Just not turn it around in Columbia, Mo., this weekend as Mississippi State makes it first trip to Taylor Stadium at Simmons Field.
In order to get its second series victory on the road in 2014, MSU is going to have to get better production from its offense, which ranks 10th or lower in nearly every statistical category.
For MSU (23-15, 7-8) those changes start at the top of the lineup with a pair of junior college transfers in outfielder Jake Vickerson and shortstop Seth Heck. Both players are likely to possibly see the leadoff position and Cohen said Thursday he remains confident in both juniors to be the table setter of MSU's offensive attack.
"I think we've gotten back to doing what we know works in preparation instead of just going up there hoping that last year will carry us through because last year doesn't have anything to do with getting your job done in the batters box in that at-bat," Cohen said.
Vickerson is hitting just .245 in SEC play while Heck is struggling at a .226 pace in league games. For MSU to focus on their running game and be able to cause pitchers problems later in games, both players realize they have to find a way to get to first base.
"I have to find a way to get on base and there's no sense sugar coating this," Vickerson said. "When I'm not getting on base and working counts and doing what I'm supposed to be doing, I feel like I've let my team down."
Vickerson says he's been working with Cohen and MSU assistant coach Nick Mingione on centering his backside power so the ball does float off the bat creating a lazy fly ball.

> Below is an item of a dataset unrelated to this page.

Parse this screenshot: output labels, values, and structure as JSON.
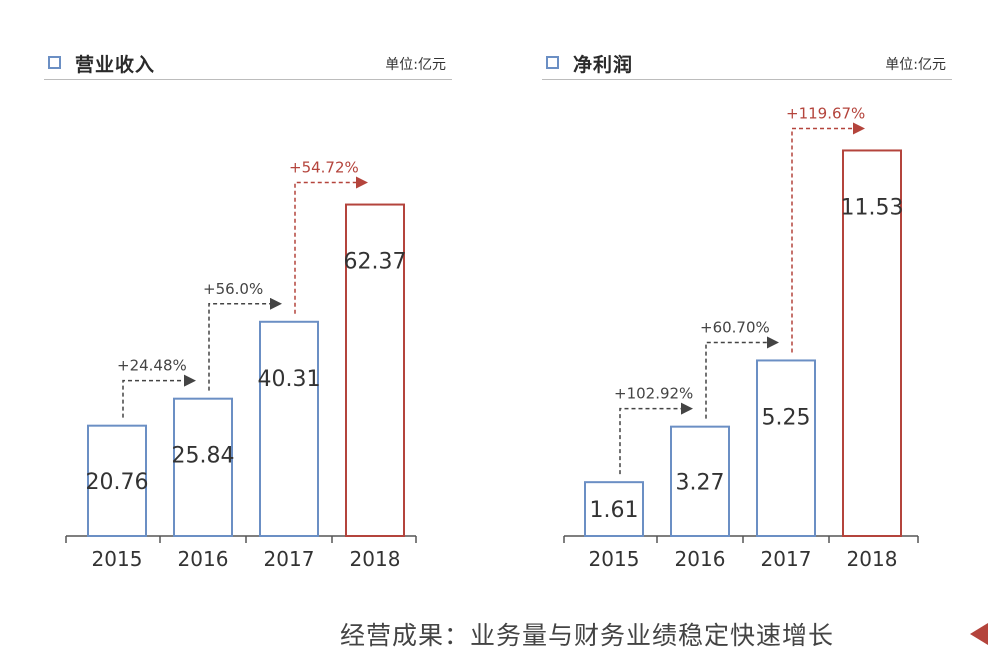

He took batting practice Thursday with the mindset of trying to stay centered for smooth contact that creates the line drive top spin.
"When I dip my backside weight and reach for pitches, they tend to float on me and I have to make sure everything I'm doing creates that line drive or ground ball action," Vickerson said.
Cohen and MSU pitching coach Butch Thompson have dumped the idea of Ross Mitchell in the Friday night role and have moved Trevor Fitts back to the spot allowing the left-hander Mitchell an extra day of rest for his Saturday start.
"It's something that we've really avoided doing at all costs and because of everything that led to our lack of depth on mound, we didn't see another choice," Cohen said. "I think he's better on a Saturday. Teams have different approaches on a Saturday than a Friday night."
One of the recruiting tools that Cohen started at Missouri and has tried to bring to every other stop on his path including MSU is the two-way player as a hitter and pitcher. In 2014, Missouri highlights one of the better two-way players in the midwest in senior Eric Anderson. Anderson was named SEC Player of the Week Monday after putting together one of the best weeks of his career, both at the plate and on the mound. On Friday night, he went 3-for-5 with two runs scored and three RBIs, all coming on a game-winning three-run homer in the eighth inning at No. 15 Kentucky. On Sunday Anderson tossed 7.0 innings, holding the SEC's top offense to just three runs on nine hits while walking just one and striking out 10. He also had the game-winning hit with a two-out RBI single in the sixth inning of that game as he finished 3-for-5 with two RBI and a walk in that game.